Gould et al. (2013) [1] performed a comprehensive study of Arabidopsis circadian rhythm by combining experimental approaches with mathematical modeling. Using LUC reporter for gene activity and mRNA expression, changes to the circadian rhythm were monitored in three different genotypes of Arabidopsis (Wild-type, Cry1-mutant, cry1-cry2 double mutant) under three different light conditions in three different temperature conditions. These experiments revealed that blue light signalling via cryptochromes regulated circadian rhythm in a temperature-dependent manner. Further, to test if the light detector proteins that regulate circadian period are also involved in temperature-compensation, an existing model from Pokhilko et al. (2010) [2] was adopted. First, by performing sensitivity analysis, the parameters that significantly affected the circadian rhythm were revealed. The model was then reparametrized to simulate temperature-compensation in wild-type and the cry1-cry2 strains. Model simulations reproduced the experimental data from the wild-type strain of Arabidopsis in blue light and varying temperature thus potentially supporting the hypothesis that temperature-compensation of circadian rhythm is achieved via photoreceptor pathways. But the model couldn't reliably reproduce the temperature-dependent effects in cry mutants, suggesting a lack of understanding in the complete regulatory processes. Nevertheless, this study is an example of how mathematical models can be reused and how a model can be used to validate biological hypotheses.

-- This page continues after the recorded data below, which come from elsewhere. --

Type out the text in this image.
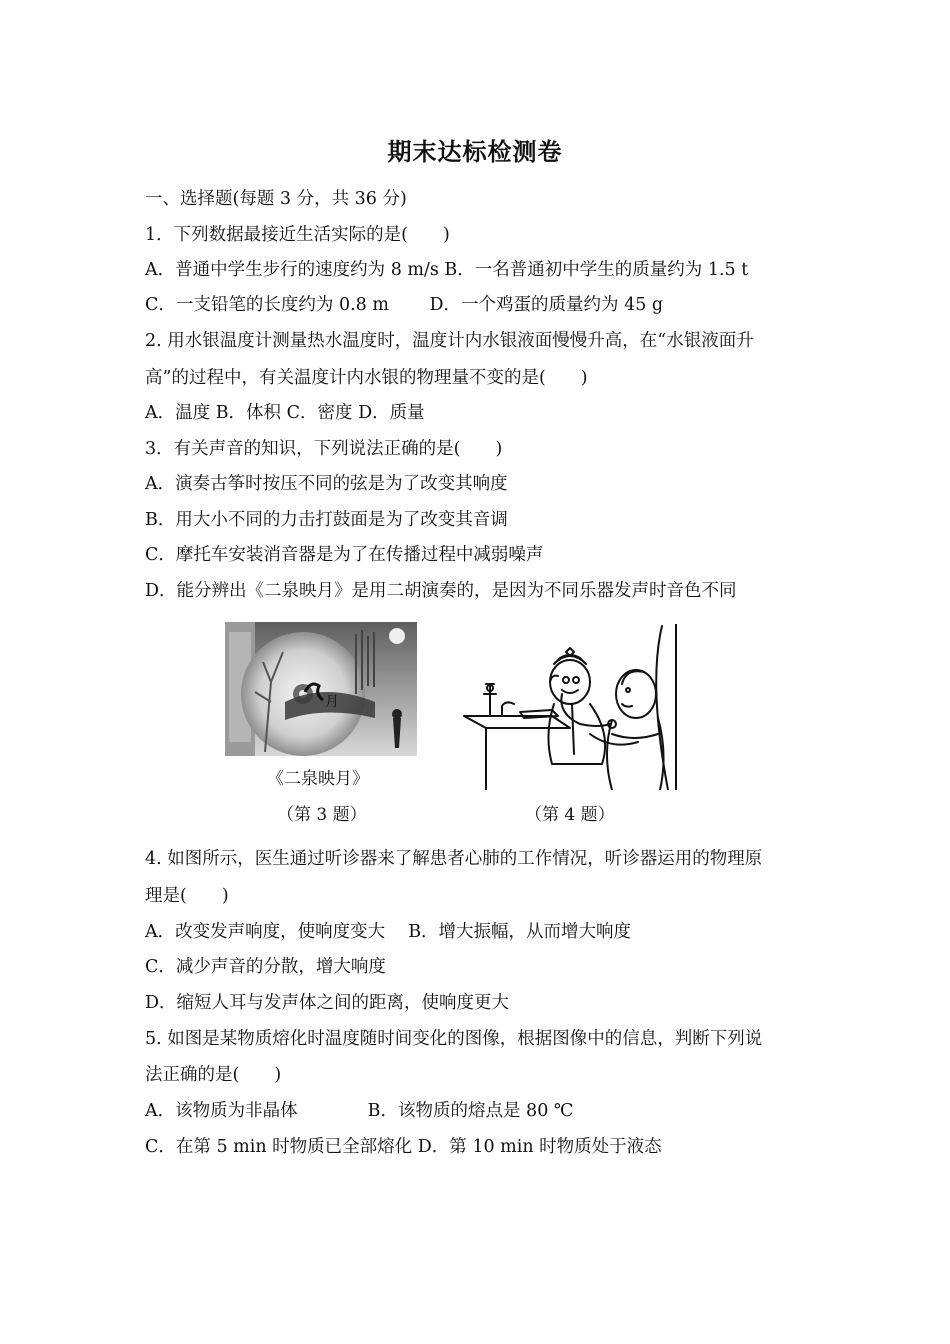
期末达标检测卷
一、选择题(每题 3 分，共 36 分)
1．下列数据最接近生活实际的是(　　)
A．普通中学生步行的速度约为 8 m/s B．一名普通初中学生的质量约为 1.5 t
C．一支铅笔的长度约为 0.8 m　　 D．一个鸡蛋的质量约为 45 g
2. 用水银温度计测量热水温度时，温度计内水银液面慢慢升高，在“水银液面升
高”的过程中，有关温度计内水银的物理量不变的是(　　)
A．温度 B．体积 C．密度 D．质量
3．有关声音的知识，下列说法正确的是(　　)
A．演奏古筝时按压不同的弦是为了改变其响度
B．用大小不同的力击打鼓面是为了改变其音调
C．摩托车安装消音器是为了在传播过程中减弱噪声
D．能分辨出《二泉映月》是用二胡演奏的，是因为不同乐器发声时音色不同
月
《二泉映月》
（第 3 题）	（第 4 题）
4. 如图所示，医生通过听诊器来了解患者心肺的工作情况，听诊器运用的物理原
理是(　　)
A．改变发声响度，使响度变大　 B．增大振幅，从而增大响度
C．减少声音的分散，增大响度
D．缩短人耳与发声体之间的距离，使响度更大
5. 如图是某物质熔化时温度随时间变化的图像，根据图像中的信息，判断下列说
法正确的是(　　)
A．该物质为非晶体　　　　B．该物质的熔点是 80 ℃
C．在第 5 min 时物质已全部熔化 D．第 10 min 时物质处于液态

  1. Gould, P. D., Ugarte, N., Domijan, M., Costa, M., Foreman, J., Macgregor, D., Rose, K., Griffiths, J., Millar, A. J., Finkenstadt, B., Penfield, S., Rand, D. A., Halliday, K. J. & Hall, A. J. (2013). Network balance via CRY signalling controls the Arabidopsis circadian clock over ambient temperatures. Mol. Syst. Biol. , 9:650. doi: 10.1038/msb.2013.7.

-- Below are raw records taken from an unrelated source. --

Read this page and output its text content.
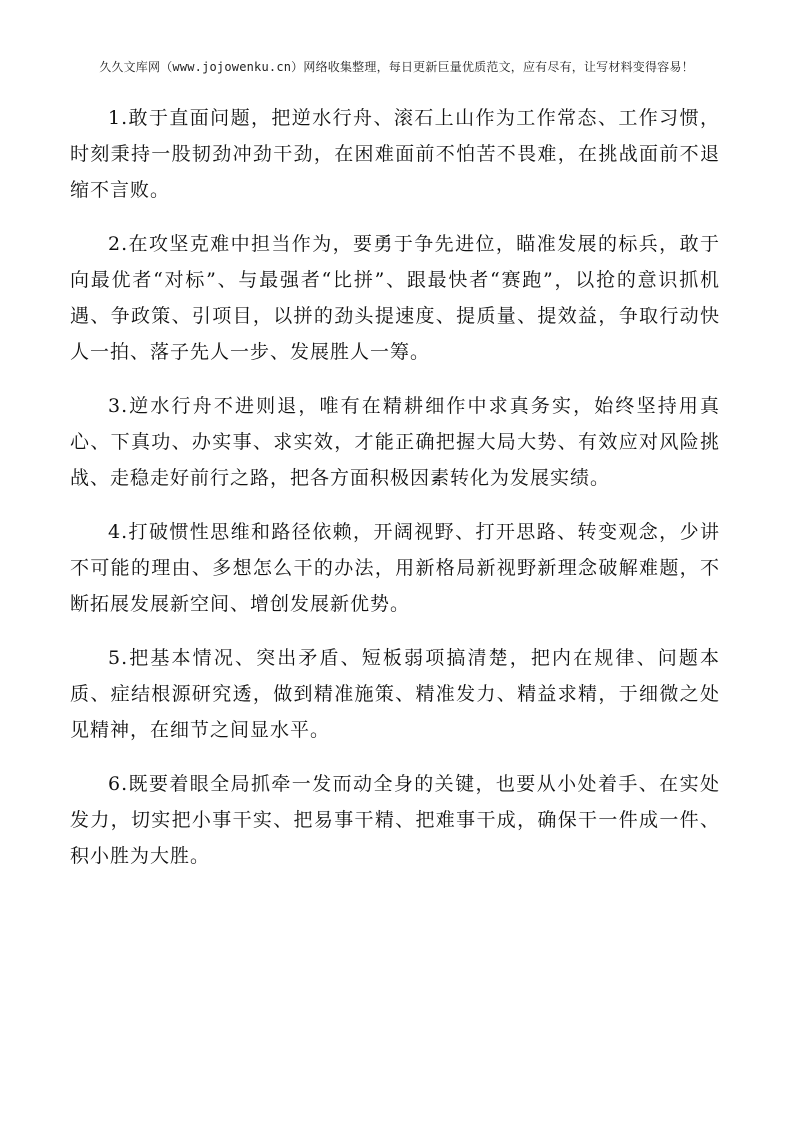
久久文库网（www.jojowenku.cn）网络收集整理，每日更新巨量优质范文，应有尽有，让写材料变得容易！

1.敢于直面问题，把逆水行舟、滚石上山作为工作常态、工作习惯，时刻秉持一股韧劲冲劲干劲，在困难面前不怕苦不畏难，在挑战面前不退缩不言败。

2.在攻坚克难中担当作为，要勇于争先进位，瞄准发展的标兵，敢于向最优者“对标”、与最强者“比拼”、跟最快者“赛跑”，以抢的意识抓机遇、争政策、引项目，以拼的劲头提速度、提质量、提效益，争取行动快人一拍、落子先人一步、发展胜人一筹。

3.逆水行舟不进则退，唯有在精耕细作中求真务实，始终坚持用真心、下真功、办实事、求实效，才能正确把握大局大势、有效应对风险挑战、走稳走好前行之路，把各方面积极因素转化为发展实绩。

4.打破惯性思维和路径依赖，开阔视野、打开思路、转变观念，少讲不可能的理由、多想怎么干的办法，用新格局新视野新理念破解难题，不断拓展发展新空间、增创发展新优势。

5.把基本情况、突出矛盾、短板弱项搞清楚，把内在规律、问题本质、症结根源研究透，做到精准施策、精准发力、精益求精，于细微之处见精神，在细节之间显水平。

6.既要着眼全局抓牵一发而动全身的关键，也要从小处着手、在实处发力，切实把小事干实、把易事干精、把难事干成，确保干一件成一件、积小胜为大胜。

  2. Pokhilko, A., Hodge, S. K., Stratford, K., Knox, K., Edwards, K. D., Thomson, A. W., Mizuno, T. & Millar, A. J. (2010). Data assimilation constrains new connections and components in a complex, eukaryotic circadian clock model. Mol. Syst. Biol. , 6:416. doi: 10.1038/msb.2010.69.
  3. Pokhilko, A., Fernandex, A. P., Edwards, K. D., Southern, M. M., Halliday, K. J. & Millar, A. J. (2012). The clock gene circuit in Arabidopsis includes a repressilator with additional feedback loops. Mol. Syst. Biol. , 8:574. doi: 10.1038/msb.2012.6.